4. Go to St Peter’s Basilica
Visiting the Vatican is usually top of most tourists’ to-do lists when they visit Rome. Although we’ve all seen images of the exterior architecture of St Peter’s Square and Basilica, nothing can prepare you for what you’ll see inside. The interior of the Renaissance-Baroque basilica appears as though it is almost dripping with gold: the abundance of gold paint used to adorn the vast body of the church really does make the whole building glow and glimmer. St Peter’s Basilica also contains the work of two of Italy’s most celebrated sculptors, namely, Michelangelo and Gian Lorenzo Bernini. On your immediate right after entering the basilica is Michelangelo’s Pietà (1498-99), a Carrara marble sculpture depicting the Virgin Mary mourning over the dead body of Christ.

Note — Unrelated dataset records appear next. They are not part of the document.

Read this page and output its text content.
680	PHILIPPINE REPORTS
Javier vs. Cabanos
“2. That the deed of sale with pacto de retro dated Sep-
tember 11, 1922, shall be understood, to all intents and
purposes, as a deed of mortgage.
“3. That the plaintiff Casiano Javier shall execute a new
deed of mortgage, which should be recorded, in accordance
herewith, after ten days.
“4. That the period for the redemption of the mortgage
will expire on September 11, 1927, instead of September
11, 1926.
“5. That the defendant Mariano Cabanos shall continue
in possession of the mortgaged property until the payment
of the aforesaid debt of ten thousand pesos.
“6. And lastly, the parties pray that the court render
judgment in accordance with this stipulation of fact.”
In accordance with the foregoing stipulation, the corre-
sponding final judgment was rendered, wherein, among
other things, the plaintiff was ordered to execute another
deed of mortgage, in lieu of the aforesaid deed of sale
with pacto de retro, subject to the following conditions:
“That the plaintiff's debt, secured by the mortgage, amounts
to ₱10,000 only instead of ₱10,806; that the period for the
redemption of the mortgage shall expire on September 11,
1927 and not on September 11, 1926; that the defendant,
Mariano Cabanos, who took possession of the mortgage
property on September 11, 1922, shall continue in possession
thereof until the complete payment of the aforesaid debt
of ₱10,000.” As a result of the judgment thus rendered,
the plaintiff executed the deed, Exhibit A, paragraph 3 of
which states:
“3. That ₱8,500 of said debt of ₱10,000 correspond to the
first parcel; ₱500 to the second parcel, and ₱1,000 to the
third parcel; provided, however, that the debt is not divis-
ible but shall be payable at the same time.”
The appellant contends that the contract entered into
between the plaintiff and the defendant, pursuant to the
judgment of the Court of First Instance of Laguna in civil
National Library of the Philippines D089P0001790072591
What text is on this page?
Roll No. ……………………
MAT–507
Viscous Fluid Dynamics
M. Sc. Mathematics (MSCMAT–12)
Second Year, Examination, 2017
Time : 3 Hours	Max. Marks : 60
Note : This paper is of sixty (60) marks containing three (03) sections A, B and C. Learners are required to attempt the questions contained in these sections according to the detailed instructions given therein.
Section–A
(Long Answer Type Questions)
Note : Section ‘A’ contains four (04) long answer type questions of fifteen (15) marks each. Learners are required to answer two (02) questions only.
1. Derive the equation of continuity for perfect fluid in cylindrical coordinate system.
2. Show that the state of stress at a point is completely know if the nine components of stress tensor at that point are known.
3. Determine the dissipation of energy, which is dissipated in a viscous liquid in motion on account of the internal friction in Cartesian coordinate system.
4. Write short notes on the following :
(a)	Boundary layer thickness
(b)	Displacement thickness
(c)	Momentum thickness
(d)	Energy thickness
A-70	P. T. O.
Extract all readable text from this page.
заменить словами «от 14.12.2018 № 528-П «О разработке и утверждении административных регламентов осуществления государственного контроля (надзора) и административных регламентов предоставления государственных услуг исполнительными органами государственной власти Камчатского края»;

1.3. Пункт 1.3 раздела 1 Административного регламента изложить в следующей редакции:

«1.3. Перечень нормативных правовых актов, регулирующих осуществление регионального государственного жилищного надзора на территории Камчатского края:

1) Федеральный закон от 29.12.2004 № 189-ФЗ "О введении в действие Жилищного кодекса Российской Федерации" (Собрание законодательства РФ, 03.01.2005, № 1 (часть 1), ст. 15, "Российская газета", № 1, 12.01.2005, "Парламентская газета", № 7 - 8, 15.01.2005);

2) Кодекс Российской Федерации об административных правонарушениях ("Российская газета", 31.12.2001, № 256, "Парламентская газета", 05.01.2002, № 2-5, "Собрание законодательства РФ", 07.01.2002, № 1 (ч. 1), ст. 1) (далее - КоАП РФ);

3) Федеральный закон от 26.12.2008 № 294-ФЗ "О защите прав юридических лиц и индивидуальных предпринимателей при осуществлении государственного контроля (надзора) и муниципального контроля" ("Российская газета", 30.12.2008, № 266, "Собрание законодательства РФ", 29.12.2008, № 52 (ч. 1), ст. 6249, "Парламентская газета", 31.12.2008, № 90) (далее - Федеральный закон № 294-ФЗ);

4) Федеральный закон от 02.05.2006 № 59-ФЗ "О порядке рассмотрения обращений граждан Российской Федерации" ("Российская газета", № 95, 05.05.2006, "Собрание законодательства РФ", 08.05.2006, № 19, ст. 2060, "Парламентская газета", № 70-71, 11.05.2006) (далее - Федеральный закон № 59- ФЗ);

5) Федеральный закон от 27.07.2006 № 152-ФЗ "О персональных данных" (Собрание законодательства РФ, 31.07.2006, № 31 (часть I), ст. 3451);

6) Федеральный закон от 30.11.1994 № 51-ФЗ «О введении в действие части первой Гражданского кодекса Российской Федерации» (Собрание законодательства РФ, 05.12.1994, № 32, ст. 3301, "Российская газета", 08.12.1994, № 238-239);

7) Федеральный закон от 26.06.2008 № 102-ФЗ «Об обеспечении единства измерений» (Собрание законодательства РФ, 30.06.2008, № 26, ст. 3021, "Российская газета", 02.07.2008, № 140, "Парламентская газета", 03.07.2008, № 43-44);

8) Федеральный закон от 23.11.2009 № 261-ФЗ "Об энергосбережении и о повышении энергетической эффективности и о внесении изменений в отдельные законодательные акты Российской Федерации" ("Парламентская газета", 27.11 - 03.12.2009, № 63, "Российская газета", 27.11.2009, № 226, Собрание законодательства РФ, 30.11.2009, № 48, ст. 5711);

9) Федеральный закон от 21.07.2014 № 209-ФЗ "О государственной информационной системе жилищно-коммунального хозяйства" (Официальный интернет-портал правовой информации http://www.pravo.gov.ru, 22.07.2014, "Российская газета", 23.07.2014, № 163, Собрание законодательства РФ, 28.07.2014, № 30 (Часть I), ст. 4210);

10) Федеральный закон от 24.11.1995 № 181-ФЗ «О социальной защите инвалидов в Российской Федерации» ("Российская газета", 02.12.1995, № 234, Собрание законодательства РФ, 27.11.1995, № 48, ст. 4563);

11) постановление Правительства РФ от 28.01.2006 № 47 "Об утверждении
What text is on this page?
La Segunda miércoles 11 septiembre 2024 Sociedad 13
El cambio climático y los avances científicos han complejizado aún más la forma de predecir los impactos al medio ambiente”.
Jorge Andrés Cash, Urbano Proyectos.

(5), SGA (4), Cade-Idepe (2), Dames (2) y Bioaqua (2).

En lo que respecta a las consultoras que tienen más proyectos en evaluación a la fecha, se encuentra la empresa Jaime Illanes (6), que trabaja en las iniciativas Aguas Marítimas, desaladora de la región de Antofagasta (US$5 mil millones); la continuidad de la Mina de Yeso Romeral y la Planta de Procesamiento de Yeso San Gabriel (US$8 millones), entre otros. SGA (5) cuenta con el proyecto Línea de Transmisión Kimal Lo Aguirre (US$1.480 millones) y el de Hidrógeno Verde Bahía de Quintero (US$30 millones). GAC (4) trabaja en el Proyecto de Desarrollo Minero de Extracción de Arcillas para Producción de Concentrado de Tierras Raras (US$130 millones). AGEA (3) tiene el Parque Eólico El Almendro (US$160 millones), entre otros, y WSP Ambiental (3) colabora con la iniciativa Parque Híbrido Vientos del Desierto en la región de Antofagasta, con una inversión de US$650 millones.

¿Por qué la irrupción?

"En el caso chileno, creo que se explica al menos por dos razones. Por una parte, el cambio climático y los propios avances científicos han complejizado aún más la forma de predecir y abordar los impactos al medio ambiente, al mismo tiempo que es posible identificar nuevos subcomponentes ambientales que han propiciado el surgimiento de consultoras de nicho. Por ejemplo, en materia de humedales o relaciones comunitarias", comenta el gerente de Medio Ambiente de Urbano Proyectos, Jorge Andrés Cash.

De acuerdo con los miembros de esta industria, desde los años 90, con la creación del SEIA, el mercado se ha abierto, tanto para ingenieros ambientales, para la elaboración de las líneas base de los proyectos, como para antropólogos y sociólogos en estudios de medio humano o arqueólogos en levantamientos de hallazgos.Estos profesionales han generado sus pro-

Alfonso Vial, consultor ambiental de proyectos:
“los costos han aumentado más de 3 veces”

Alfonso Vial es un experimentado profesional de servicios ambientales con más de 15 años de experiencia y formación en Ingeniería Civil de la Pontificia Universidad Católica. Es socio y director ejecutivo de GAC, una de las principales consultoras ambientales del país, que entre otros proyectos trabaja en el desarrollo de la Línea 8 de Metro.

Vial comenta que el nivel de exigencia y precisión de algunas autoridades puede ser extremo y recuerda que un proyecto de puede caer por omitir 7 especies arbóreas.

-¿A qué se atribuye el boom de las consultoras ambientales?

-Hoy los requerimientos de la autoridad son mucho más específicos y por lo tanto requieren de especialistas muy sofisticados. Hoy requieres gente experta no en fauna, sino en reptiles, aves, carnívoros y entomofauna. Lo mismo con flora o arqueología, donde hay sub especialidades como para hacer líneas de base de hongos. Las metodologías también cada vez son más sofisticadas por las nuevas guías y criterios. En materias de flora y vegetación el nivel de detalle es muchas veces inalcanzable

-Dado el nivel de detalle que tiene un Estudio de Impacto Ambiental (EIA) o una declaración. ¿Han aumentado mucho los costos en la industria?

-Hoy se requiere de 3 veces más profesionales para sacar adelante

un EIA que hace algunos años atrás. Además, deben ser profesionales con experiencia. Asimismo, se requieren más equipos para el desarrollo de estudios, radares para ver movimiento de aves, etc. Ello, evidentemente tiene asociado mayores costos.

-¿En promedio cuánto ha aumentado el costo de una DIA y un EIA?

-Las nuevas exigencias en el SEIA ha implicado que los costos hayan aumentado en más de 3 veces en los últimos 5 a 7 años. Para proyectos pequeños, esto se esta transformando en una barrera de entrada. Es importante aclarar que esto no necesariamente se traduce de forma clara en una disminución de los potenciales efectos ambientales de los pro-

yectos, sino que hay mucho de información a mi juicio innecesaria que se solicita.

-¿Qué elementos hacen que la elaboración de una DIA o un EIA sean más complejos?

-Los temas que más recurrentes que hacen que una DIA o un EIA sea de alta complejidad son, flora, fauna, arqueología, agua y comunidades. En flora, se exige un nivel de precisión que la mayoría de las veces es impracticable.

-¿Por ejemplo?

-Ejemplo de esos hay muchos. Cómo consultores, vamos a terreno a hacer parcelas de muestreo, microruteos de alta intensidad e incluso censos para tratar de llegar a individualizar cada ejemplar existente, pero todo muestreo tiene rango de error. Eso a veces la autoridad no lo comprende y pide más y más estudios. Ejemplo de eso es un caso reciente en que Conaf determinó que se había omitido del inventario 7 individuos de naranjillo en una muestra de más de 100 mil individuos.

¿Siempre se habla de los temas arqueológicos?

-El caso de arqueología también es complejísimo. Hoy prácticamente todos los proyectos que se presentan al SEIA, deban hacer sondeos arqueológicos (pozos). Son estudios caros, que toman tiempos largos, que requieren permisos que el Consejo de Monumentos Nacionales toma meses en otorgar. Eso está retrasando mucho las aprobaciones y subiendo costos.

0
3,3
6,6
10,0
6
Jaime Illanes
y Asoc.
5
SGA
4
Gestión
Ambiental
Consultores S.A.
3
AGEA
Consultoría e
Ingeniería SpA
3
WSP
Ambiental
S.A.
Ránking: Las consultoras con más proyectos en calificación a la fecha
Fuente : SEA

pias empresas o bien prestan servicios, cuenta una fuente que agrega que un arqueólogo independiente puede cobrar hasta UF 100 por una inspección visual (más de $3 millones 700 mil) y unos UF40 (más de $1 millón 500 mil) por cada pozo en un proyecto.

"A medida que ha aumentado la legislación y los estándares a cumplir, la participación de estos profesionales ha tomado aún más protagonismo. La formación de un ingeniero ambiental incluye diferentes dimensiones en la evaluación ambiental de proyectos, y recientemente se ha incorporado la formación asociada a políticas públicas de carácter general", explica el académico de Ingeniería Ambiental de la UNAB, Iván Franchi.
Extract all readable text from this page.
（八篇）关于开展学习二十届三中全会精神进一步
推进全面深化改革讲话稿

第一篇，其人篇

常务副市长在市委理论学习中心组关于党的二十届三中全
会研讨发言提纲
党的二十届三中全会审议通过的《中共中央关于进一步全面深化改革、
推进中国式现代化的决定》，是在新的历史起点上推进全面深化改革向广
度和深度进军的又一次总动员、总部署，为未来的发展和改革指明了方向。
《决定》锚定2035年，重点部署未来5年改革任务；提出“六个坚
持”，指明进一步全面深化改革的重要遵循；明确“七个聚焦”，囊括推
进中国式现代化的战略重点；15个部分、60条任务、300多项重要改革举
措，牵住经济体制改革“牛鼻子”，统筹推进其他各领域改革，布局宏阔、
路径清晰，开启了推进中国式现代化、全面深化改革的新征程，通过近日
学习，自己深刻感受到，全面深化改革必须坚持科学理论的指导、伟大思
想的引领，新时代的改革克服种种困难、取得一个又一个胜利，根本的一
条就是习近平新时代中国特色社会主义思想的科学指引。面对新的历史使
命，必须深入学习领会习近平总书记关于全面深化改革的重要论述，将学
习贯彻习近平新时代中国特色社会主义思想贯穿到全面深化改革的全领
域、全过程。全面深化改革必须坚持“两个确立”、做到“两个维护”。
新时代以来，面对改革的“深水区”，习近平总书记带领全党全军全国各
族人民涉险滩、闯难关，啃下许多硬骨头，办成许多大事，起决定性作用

Evidence of Bernini’s work can be seen all around the basilica also, most notably at the baldachin, a canopy over the papal altar, which is resplendent with Bernini’s characteristic contours and emphasis on minute and delicate details.
When you add up the cost of travel, food, and accommodation, even a short trip to Rome can end up being quite an expensive venture; fortunately, some of Rome’s greatest sculptures and paintings are completely free to the public and are situated at the heart of the city! All of the attractions listed here are free to visit and, with the help of a good map and the metro, are extremely easy to find. Rome is a great city for art enthusiasts, boasting everything from the Classical sculpture of Ancient Rome to a collection of Tracey Emin works at the Lorcan O’Neill Gallery, but even on a limited time and limited budget you’ll still be able to admire some of the city’s most brilliant works of art!